Pertanyaan:
Apakah ketika seorang makmum bangkit dari ruku’ dia harus mengucapkan “Sami’allahu liman hamidah”?
Jawaban:
Ini merupakan perkara yang diperselisihkan oleh para ulama. Di antara mereka ada yang berpendapat wajib mengucapkannya, dan ada yang berpendapat sebaliknya. Adapun pendapat kami, makmum beserta imam wajib membaca “sami’allahu liman hamidah”.
Ada sebuah risalah yang ditulis oleh Al-Hafizh As-Suyuthi yang membahas masalah ini secara khusus. Dalam risalah tersebut dia menguatkan pendapat Imam Asy-Syafi’i dengan mengatakan bahwa makmum harus menggabungkan antara tahmid (ucapan “rabbana walakal hamdu“) dan tasmi’ (ucapan “sami’allhu limah hamidah“).
Kami memandang bahwa inilah yang terkuat, karena dua sebab:
Pertama, keumuman sabda Nabi shallallahu ‘alaihi wa sallam,
صَلُّوْا كَمَا رَأَيْتُمُوْنِي أُصَلِّي
“Shalatlah kalian sebagaimana kalian melihatku shalat.”
Tidak diragukan lagi bahwa para sahabat meniru cara shalat Rasulullah shallallahu ‘alaihi wa sallam ketika beliau menjadi imam. Maka, makna perkataan beliau, “Sebagaimana kalian melihatku shalat,” yaitu sebagaimana kalian melihatku shalat mengimami kalian, karena yang bisa disaksikan oleh para sahabat adalah shalatnya Nabi shallallahu ‘alaihi wa sallam ketika menjadi imam.
Rasulullah shallallahu ‘alaihi wa sallam telah menggabungkan dua perkara yaitu mengucapkan “sami’allahu liman hamidah” ketika bangkit dari rukuk, dan mengucapkan “Rabbana wa lakal hamdu” ketika telah berdiri sempurna dalam i’tidal.

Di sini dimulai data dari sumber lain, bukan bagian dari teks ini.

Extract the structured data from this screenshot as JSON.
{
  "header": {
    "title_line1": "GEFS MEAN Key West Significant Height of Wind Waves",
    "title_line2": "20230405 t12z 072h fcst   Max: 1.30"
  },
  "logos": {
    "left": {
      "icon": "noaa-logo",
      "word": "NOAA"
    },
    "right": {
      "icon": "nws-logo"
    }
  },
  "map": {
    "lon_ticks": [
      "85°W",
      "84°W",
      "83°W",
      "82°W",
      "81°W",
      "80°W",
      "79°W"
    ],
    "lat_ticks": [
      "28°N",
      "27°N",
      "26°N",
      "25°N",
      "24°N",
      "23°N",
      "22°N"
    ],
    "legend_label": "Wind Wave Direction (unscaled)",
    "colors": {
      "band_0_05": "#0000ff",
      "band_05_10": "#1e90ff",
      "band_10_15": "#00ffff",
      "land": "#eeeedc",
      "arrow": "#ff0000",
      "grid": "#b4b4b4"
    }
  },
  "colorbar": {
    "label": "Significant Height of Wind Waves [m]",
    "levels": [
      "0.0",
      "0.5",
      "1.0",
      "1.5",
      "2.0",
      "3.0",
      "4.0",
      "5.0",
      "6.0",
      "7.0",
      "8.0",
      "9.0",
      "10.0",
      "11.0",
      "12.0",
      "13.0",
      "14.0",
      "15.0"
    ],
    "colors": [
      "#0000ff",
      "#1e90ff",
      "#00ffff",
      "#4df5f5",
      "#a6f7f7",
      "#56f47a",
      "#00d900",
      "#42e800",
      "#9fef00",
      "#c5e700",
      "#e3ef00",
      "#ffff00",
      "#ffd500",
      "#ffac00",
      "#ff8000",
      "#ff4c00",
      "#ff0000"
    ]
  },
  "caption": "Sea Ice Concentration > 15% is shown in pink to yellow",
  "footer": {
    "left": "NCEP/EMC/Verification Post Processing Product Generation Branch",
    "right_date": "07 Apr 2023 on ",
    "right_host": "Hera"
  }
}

Kedua, ketika bangkit dari rukuk terdapat suatu wirid (bacaan), dan ketika telah berdiri sempurna dalam i’tidal terdapat pula wirid yang lain. Maka, jika dikatakan bahwa makmum cukup mengucapkan tahmid (ucapan “Rabbana wa lakal hamdu“) maka pertanyaan yang muncul adalah “kapan ia mengucapkan tahmid tersebut?”
Jika ia mengucapkan tahmid tersebut ketika bangkit dari rukuk, berarti dia telah meletakkan suatu bacaan bukan pada tempatnya, dan berarti ia tidak mengikuti Rasulullah shallallahu ‘alaihi wa sallam dalam sabdanya,
صَلُّوْا كَمَا رَأَيْتُمُوْنِي أُصَلِّي
“Shalatlah kalian sebagaimana kalian melihatku shalat.”

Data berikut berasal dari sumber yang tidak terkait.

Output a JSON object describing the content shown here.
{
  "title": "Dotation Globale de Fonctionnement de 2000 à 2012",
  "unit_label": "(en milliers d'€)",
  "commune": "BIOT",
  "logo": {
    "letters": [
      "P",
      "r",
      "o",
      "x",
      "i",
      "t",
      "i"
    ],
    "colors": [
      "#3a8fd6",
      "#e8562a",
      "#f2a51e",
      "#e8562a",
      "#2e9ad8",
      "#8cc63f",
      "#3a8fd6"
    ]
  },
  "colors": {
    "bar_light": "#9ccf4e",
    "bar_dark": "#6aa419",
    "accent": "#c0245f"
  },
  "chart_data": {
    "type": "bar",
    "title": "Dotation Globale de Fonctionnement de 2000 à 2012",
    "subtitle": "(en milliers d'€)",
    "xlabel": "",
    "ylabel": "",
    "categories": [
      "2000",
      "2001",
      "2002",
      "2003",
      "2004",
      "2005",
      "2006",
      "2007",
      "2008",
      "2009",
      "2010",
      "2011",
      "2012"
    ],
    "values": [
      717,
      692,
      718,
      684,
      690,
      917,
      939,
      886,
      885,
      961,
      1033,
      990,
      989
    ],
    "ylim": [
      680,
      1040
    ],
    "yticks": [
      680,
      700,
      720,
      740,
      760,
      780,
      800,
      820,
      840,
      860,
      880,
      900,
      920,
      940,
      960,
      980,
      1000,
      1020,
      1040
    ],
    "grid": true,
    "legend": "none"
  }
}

Adapun jika ia mengucapkan tahmid dalam keadaan berdiri dan ia tidak mengucapkan apa-apa tatkala bangkit dari (ruku’) berarti ia telah mengikuti sunnah pada bacaan yang kedua tetapi mengabaikan bacaan yang lain yaitu bacaan ketika bangkit dari rukuk (سَمِعَ اللهُ لِمَنْ حَمِدَهُ), dan tidak ada yang membolehkan untuk meninggalkan sunnah ini. Selain itu, di dalam shalat tidak ada satu rukun pun yang tidak berisi zikir.

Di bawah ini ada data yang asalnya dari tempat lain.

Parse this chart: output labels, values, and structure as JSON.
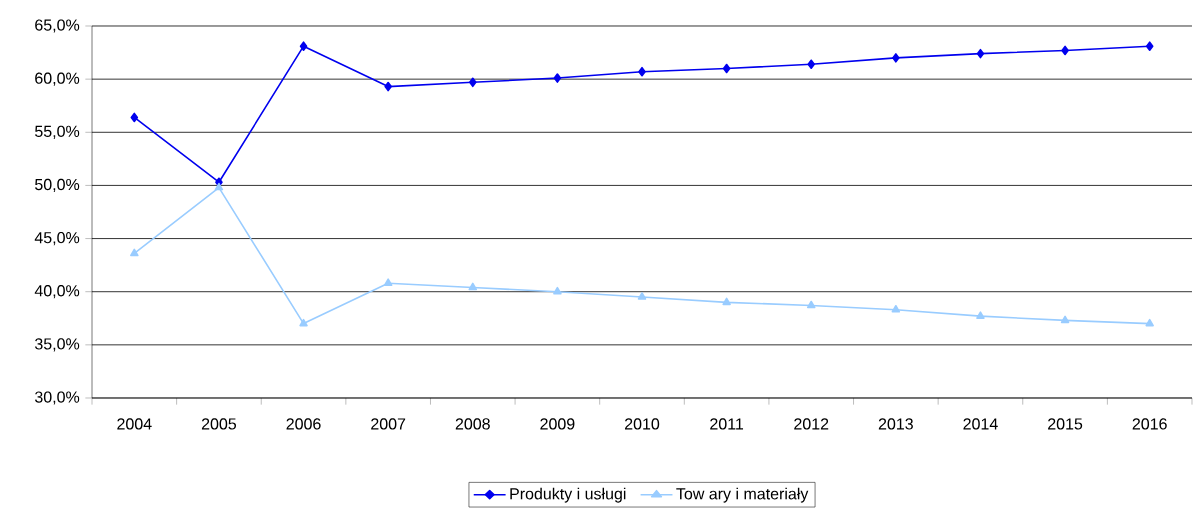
{
  "chart_data": {
    "type": "line",
    "categories": [
      "2004",
      "2005",
      "2006",
      "2007",
      "2008",
      "2009",
      "2010",
      "2011",
      "2012",
      "2013",
      "2014",
      "2015",
      "2016"
    ],
    "series": [
      {
        "name": "Produkty i usługi",
        "color": "#0000ee",
        "marker": "diamond",
        "values": [
          56.4,
          50.3,
          63.1,
          59.3,
          59.7,
          60.1,
          60.7,
          61.0,
          61.4,
          62.0,
          62.4,
          62.7,
          63.1
        ]
      },
      {
        "name": "Tow ary i materiały",
        "color": "#99ccff",
        "marker": "triangle",
        "values": [
          43.6,
          49.8,
          37.0,
          40.8,
          40.4,
          40.0,
          39.5,
          39.0,
          38.7,
          38.3,
          37.7,
          37.3,
          37.0
        ]
      }
    ],
    "ylim": [
      30,
      65
    ],
    "yticks": [
      {
        "value": 30,
        "label": "30,0%"
      },
      {
        "value": 35,
        "label": "35,0%"
      },
      {
        "value": 40,
        "label": "40,0%"
      },
      {
        "value": 45,
        "label": "45,0%"
      },
      {
        "value": 50,
        "label": "50,0%"
      },
      {
        "value": 55,
        "label": "55,0%"
      },
      {
        "value": 60,
        "label": "60,0%"
      },
      {
        "value": 65,
        "label": "65,0%"
      }
    ],
    "grid": "y",
    "legend": "bottom",
    "line_style": "solid"
  }
}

Adapun hadits yang mengatakan,
إِذَا قَالَ اْلإِمَامُ سَمِعَ اللهُ لِمَنْ حَمِدَهُ فَقُوْلُوْا رَبَّنَا وَلَكَ الْحَمْدُ
“Jika imam berkata, ‘Sami’allahu liman hamidah,’ maka katakanlah, ’Rabbana wa lakal hamdu.’”
Ini bukan berarti bahwa makmum tidak boleh mengucapkan “sami’allahu liman hamidah”, karena ini seperti perkataan beliau dalam hadits yang lain,
إِذَا قَالَ غَيْرِ الْمَغْضُوْبِ عَلَيْهِمْ وَلاَ الضَّآلِّيْنَ فَقُوْلُوْا آمِيْن
“Jika imam berkata, ‘Ghairil magdhuubi’ alaihim waladh dhallin,’ maka katakanlah, ’Amin.’”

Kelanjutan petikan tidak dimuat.